Here is my video review of how it went and also a comparison of the economic and environmental costs of using an induction cooktop versus propane to evaporate maple sap into syrup.
Dear Husband (DH) doubted my energy and environmental math, so here it is on paper:
I made a little more than one-half gallon of maple sap out of about 25 gallons of sap on the induction cooktop.
Let’s compare energy costs to make this same amount of syrup with propane versus electricity on an induction cooktop.
Usually, it takes me about 12-14 hours to boil down 25 gallons of sap with 2.5 tanks of propane. At $23 a tank that is about $59 to change this amount of sap into syrup. Or $14.75 in energy for each of the four 500 ml jars of syrup I produced.
Looking online with my utility company – Green Mountain Power – I can determine my daily electricity usage. For the day I used the induction cooktop, I used about twice as much electricity as on a normal day, or about 20KWhs instead of 10.
The cost per KWh here in Vermont is about 20 cents. The average in the nation is closer to 15 cents. Hence my additional 10 KWh cost about $2.00 for the day, or .50 cents to make each of my four 500 ml jars. That is $14.25 less per jar than using propane!
DH sincerely doubted that I used only 10 additional KWhs to evaporate this much sap and suggested I search online to determine the amount of energy required to evaporate 1 gallon of water using induction energy.

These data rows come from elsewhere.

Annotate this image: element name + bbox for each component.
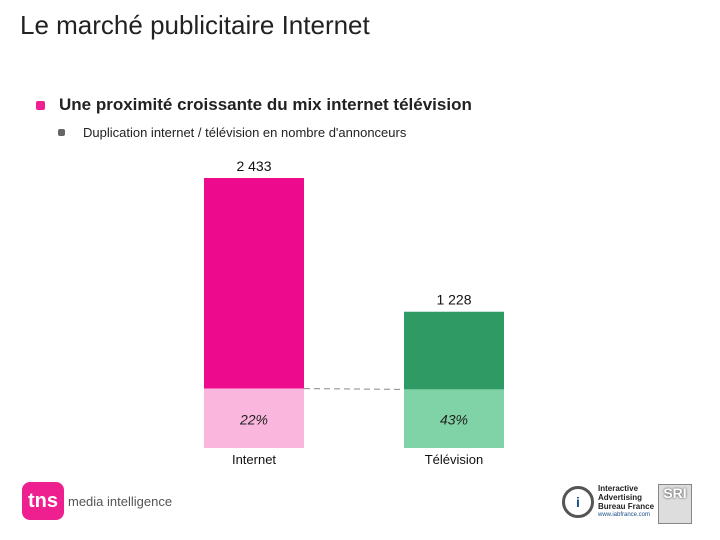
sri-logo: SRI	[658, 484, 692, 524]
iab-logo: i Interactive Advertising Bureau France …	[562, 484, 654, 520]
category-label: Télévision	[425, 452, 484, 467]
bullet-square-icon	[36, 100, 45, 110]
main-bullet: Une proximité croissante du mix internet…	[36, 95, 472, 115]
iab-line-1: Interactive	[598, 484, 639, 493]
page-title: Le marché publicitaire Internet	[20, 10, 370, 40]
tns-suffix: media intelligence	[68, 493, 173, 509]
iab-url: www.iabfrance.com	[598, 512, 651, 518]
duplication-connector	[303, 388, 405, 390]
main-bullet-text: Une proximité croissante du mix internet…	[59, 95, 472, 114]
bullet-square-small-icon	[58, 129, 65, 136]
sub-bullet: Duplication internet / télévision en nom…	[58, 125, 406, 140]
tns-mark: tns	[22, 482, 64, 520]
category-label: Internet	[232, 452, 276, 467]
percent-label: 43%	[440, 412, 468, 428]
value-label: 1 228	[436, 292, 471, 308]
bar-duplication-internet	[204, 388, 304, 448]
iab-line-2: Advertising	[598, 493, 643, 502]
tns-logo: tns media intelligence	[22, 482, 172, 520]
bar-internet	[204, 178, 304, 389]
bar-duplication-television	[404, 389, 504, 448]
iab-text: Interactive Advertising Bureau France ww…	[598, 484, 654, 520]
bar-television	[404, 311, 504, 390]
iab-info-icon: i	[562, 486, 594, 518]
percent-label: 22%	[239, 411, 268, 427]
value-label: 2 433	[236, 158, 271, 174]
iab-line-3: Bureau France	[598, 502, 655, 511]
sub-bullet-text: Duplication internet / télévision en nom…	[83, 125, 407, 140]
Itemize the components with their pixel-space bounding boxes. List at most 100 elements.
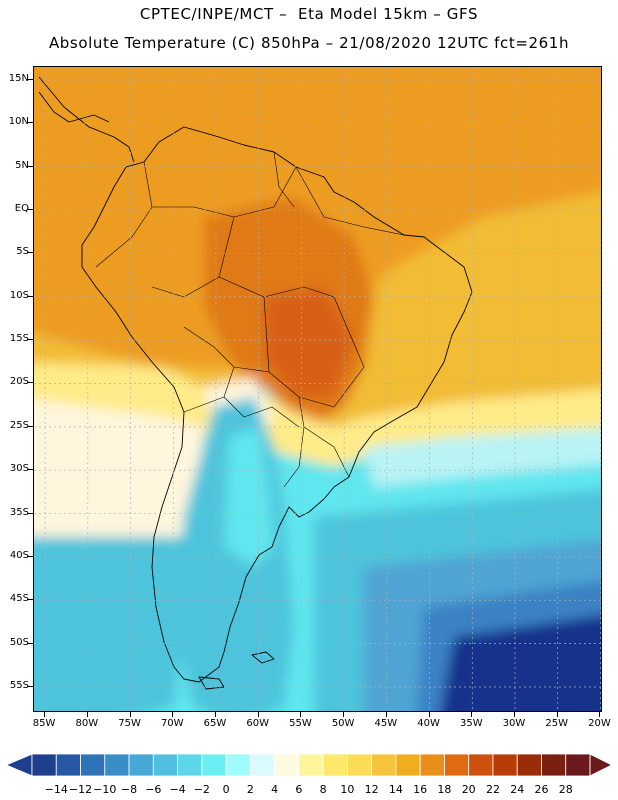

The closest example I could find was this guy who also tried to figure out the electricity cost of evaporating maple sap with an induction burner using a watt meter and Michigan power rates. He figured it cost him $174 to keep his one-burner induction cooktop operating at high speed 24 hrs a day for 30 days. So that means the cost to operate it for just 12 hours is $2.91, or about $1 more than the $2 I estimated based on my utility usage numbers. Whichever is correct, an induction cooktop is clearly cheaper than propane.
Using electricity to make maple syrup also makes good environmental sense.
An average grill propane tank holds 4.6 gallons of propane when full. If each gallon of propane emits 12.61 lbs of CO2, that’s 58 lbs per tank. Or 145 lbs of CO2 added to the environment for the 2.5 tanks of propane I used to boil down 25 gallons of maple sap.
By comparison, EPA estimates that on average each kWh of electricity produced uses .8 lbs of C02. So I created about 8 lbs of CO2 for the additional 10 kWh of electricity I used with the induction cooktop.
In summary, that’s 145 lbs of CO2 for propane versus 8 lbs with electricity, decreasing my carbon footprint by 137 lbs.
[Important point: my math does not take into account the solar credits I receive from my solar rooftop, which produces between 400-600 KWh each month.]
Here is the bottom line: While there is nothing easy or economical or completely green about making maple syrup, an induction cooktop does make good sense for a hobby maple syrup operation. You can make it more sustainably for far less money.
I did decide to trade in the double induction cooktop I bought for two single induction cooktops to deal with the safety shutoff problem that would only allow one burner to boil sap at a time. Next sugaring season I will use two 1800-watt induction cooktops and also try to find an all-steel evaporator pan that works with an induction cooktop to speed up evaporation time.
I hope this post and video save someone else time and money while reducing your carbon footprint in making delicious maple syrup!